Mixing business with pleasure when it comes to your guests is one thing. Mixing up finances is quite another. Indeed, some RV park owners may fall into the trap of mixing personal expenses, such as food or personal RV product purchases.
A great way to avoid this is by having separate credit cards—one for the business and one for your own designated wages. This way, you can keep on top of the incomings and outgoings for both the business and your personal finances.
Use Accounting Software to Avoid Penalties
Bookkeeping keeps all of your accounts and campground taxes in detailed order. For those of you who have done this the old-fashioned way with ledgers and pens, you’ll know how exactingly slow the process is.
Nowadays, writing all your expenses down in books is largely redundant. Instead, take advantage of technological advances and digitize your bookkeeping.
Some useful and highly regarded software includes Quickbooks and Xero. Both of these programs will remind you to pay your quarterly tax return on time alongside other payables like social security and Medicaid. They also track sales tax and use tax.
It can also be helpful to manage all your sales in one platform, like the RoverPass campground reservation system. That way you can track your online reservation requests and any transactions from the POS. Taking reservations online might also drive more revenue as well, and help offset your tax burden.
Why Use Bookkeeping Software?
Firstly, your books will be as neat as a pin! Secondly, all your information will be in one searchable and digitized place.

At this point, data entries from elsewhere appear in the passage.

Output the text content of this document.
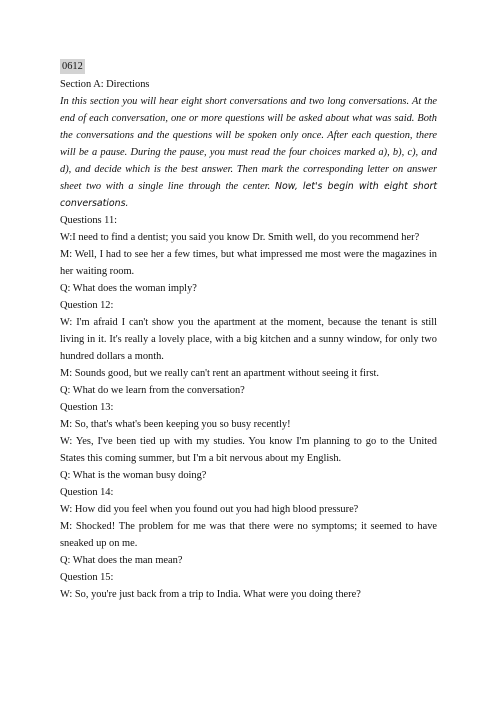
0612
Section A: Directions

In this section you will hear eight short conversations and two long conversations. At the end of each conversation, one or more questions will be asked about what was said. Both the conversations and the questions will be spoken only once. After each question, there will be a pause. During the pause, you must read the four choices marked a), b), c), and d), and decide which is the best answer. Then mark the corresponding letter on answer sheet two with a single line through the center. Now, let's begin with eight short conversations.

Questions 11:

W:I need to find a dentist; you said you know Dr. Smith well, do you recommend her?

M: Well, I had to see her a few times, but what impressed me most were the magazines in her waiting room.

Q: What does the woman imply?

Question 12:

W: I'm afraid I can't show you the apartment at the moment, because the tenant is still living in it. It's really a lovely place, with a big kitchen and a sunny window, for only two hundred dollars a month.

M: Sounds good, but we really can't rent an apartment without seeing it first.

Q: What do we learn from the conversation?

Question 13:

M: So, that's what's been keeping you so busy recently!

W: Yes, I've been tied up with my studies. You know I'm planning to go to the United States this coming summer, but I'm a bit nervous about my English.

Q: What is the woman busy doing?

Question 14:

W: How did you feel when you found out you had high blood pressure?

M: Shocked! The problem for me was that there were no symptoms; it seemed to have sneaked up on me.

Q: What does the man mean?

Question 15:

W: So, you're just back from a trip to India. What were you doing there?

And last, but certainly not least, those automated reminders mean that you won’t miss any payments or incur any fines. When those fines can hit up to 25 percent of the tax due, this is helpful indeed.

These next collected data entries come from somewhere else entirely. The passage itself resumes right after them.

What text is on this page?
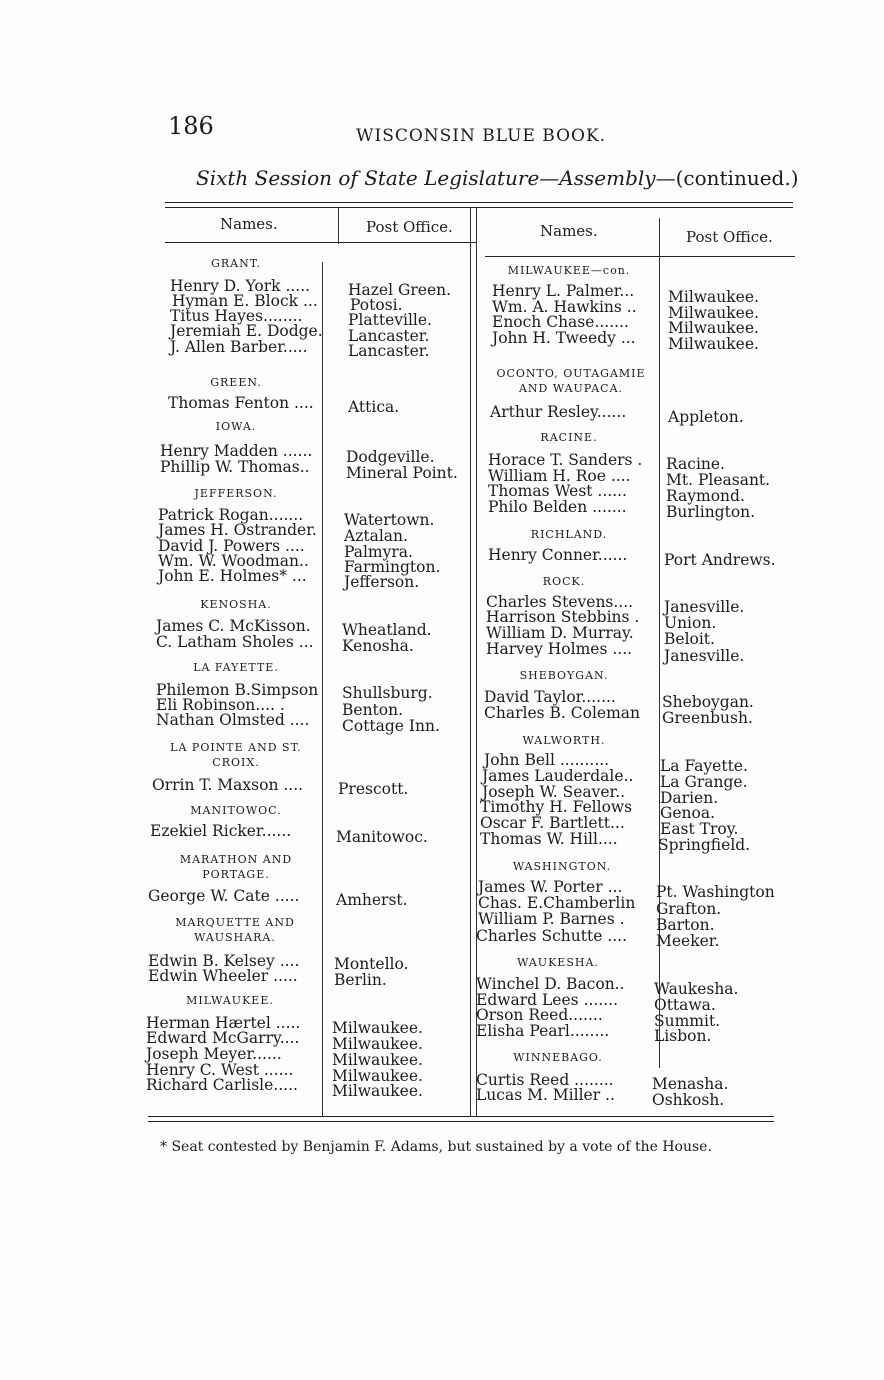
186	WISCONSIN BLUE BOOK.
Sixth Session of State Legislature—Assembly—(continued.)
Names.	Post Office.	Names.	Post Office.
GRANT.
Henry D. York ..... Hazel Green.
Hyman E. Block ... Potosi.
Titus Hayes........	Platteville.
Jeremiah E. Dodge. Lancaster.
J. Allen Barber.....	Lancaster.
GREEN.
Thomas Fenton .... Attica.
IOWA.
Henry Madden ...... Dodgeville.
Phillip W. Thomas.. Mineral Point.
JEFFERSON.
Patrick Rogan.......	Watertown.
James H. Ostrander. Aztalan.
David J. Powers ....	Palmyra.
Wm. W. Woodman.. Farmington.
John E. Holmes* ... Jefferson.
KENOSHA.
James C. McKisson. Wheatland.
C. Latham Sholes ... Kenosha.
LA FAYETTE.
Philemon B.Simpson Shullsburg.
Eli Robinson.... .	Benton.
Nathan Olmsted .... Cottage Inn.
LA POINTE AND ST. CROIX.
Orrin T. Maxson .... Prescott.
MANITOWOC.
Ezekiel Ricker......	Manitowoc.
MARATHON AND PORTAGE.
George W. Cate ..... Amherst.
MARQUETTE AND WAUSHARA.
Edwin B. Kelsey .... Montello.
Edwin Wheeler ..... Berlin.
MILWAUKEE.
Herman Hærtel ..... Milwaukee.
Edward McGarry.... Milwaukee.
Joseph Meyer......	Milwaukee.
Henry C. West ...... Milwaukee.
Richard Carlisle..... Milwaukee.
MILWAUKEE—con.
Henry L. Palmer... Milwaukee.
Wm. A. Hawkins .. Milwaukee.
Enoch Chase.......	Milwaukee.
John H. Tweedy ... Milwaukee.
OCONTO, OUTAGAMIE AND WAUPACA.
Arthur Resley......	Appleton.
RACINE.
Horace T. Sanders . Racine.
William H. Roe .... Mt. Pleasant.
Thomas West ......	Raymond.
Philo Belden .......	Burlington.
RICHLAND.
Henry Conner...... Port Andrews.
ROCK.
Charles Stevens.... Janesville.
Harrison Stebbins . Union.
William D. Murray. Beloit.
Harvey Holmes .... Janesville.
SHEBOYGAN.
David Taylor.......	Sheboygan.
Charles B. Coleman Greenbush.
WALWORTH.
John Bell ..........	La Fayette.
James Lauderdale.. La Grange.
Joseph W. Seaver.. Darien.
Timothy H. Fellows Genoa.
Oscar F. Bartlett... East Troy.
Thomas W. Hill....	Springfield.
WASHINGTON.
James W. Porter ... Pt. Washington
Chas. E.Chamberlin Grafton.
William P. Barnes . Barton.
Charles Schutte .... Meeker.
WAUKESHA.
Winchel D. Bacon.. Waukesha.
Edward Lees ....... Ottawa.
Orson Reed.......	Summit.
Elisha Pearl........	Lisbon.
WINNEBAGO.
Curtis Reed ........ Menasha.
Lucas M. Miller .. Oshkosh.
* Seat contested by Benjamin F. Adams, but sustained by a vote of the House.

Use a Tax Professional to Help You Out
Trying to do everything yourself is a trap that many small business owners fall into. For that reason, one of our main pieces of advice to campground owners is the importance of using professionals to keep your finances in order. This help can come in the form of a small business accountant or a bookkeeper.
Although spending money on a bookkeeper or accountant may seem costly at first, it will benefit you in the long run. These professionals can work out ways to save money and show you which taxes you are exempt from. They’ll also keep you informed about any changes made in the tax world.

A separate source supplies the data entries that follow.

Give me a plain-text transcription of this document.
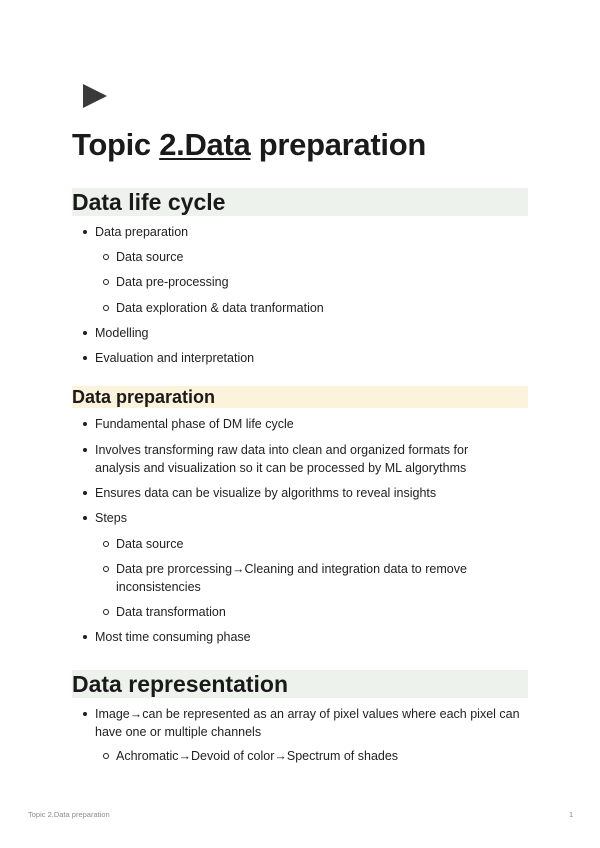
Topic 2.Data preparation
Data life cycle
Data preparation
Data source
Data pre-processing
Data exploration & data tranformation
Modelling
Evaluation and interpretation
Data preparation
Fundamental phase of DM life cycle
Involves transforming raw data into clean and organized formats for analysis and visualization so it can be processed by ML algorythms
Ensures data can be visualize by algorithms to reveal insights
Steps
Data source
Data pre prorcessing→Cleaning and integration data to remove inconsistencies
Data transformation
Most time consuming phase
Data representation
Image→can be represented as an array of pixel values where each pixel can have one or multiple channels
Achromatic→Devoid of color→Spectrum of shades
Topic 2.Data preparation	1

Get the best professional you can. Below are a few key things to look out for.
- A proven track record.
- A Certified Public Accountant (CPA).
- Ideally, someone who has experience in your industry.
- Someone with in-depth knowledge of your state sales tax.
- Someone you get along with personally.
- Similar goals when it comes to your business.
Track Reimbursable Expenses For Tax Deductions
Another great use of the software above is to track your deductible expenditure.
Tax deductions are money off your usual taxable income, due to both business and personal expenses. Owning a home or business, having a studying child at home, and a whole host of other costs could make you exempt from some charges.
Common deductions for campgrounds are updating electrical hookups, maintenance equipment, advertising costs, and many other expenses your campground accrues.
Deductions essentially reduce the amount of taxable income you make, therefore reducing your tax payable at the end of the year.
By keeping track of receipts, you can prove your deductible outgoings to claim back on your tax.
Keeping on top of your campground taxes is vital. Nothing worse than being accountable for fines on top of how much you have to pay in taxes.
With just a little organisation on your part, and by enlisting some professional help, your campground tax return should run smoothly.
We hope our tips have helped, but please remember to ask an expert for further advice on campground taxes if you need it.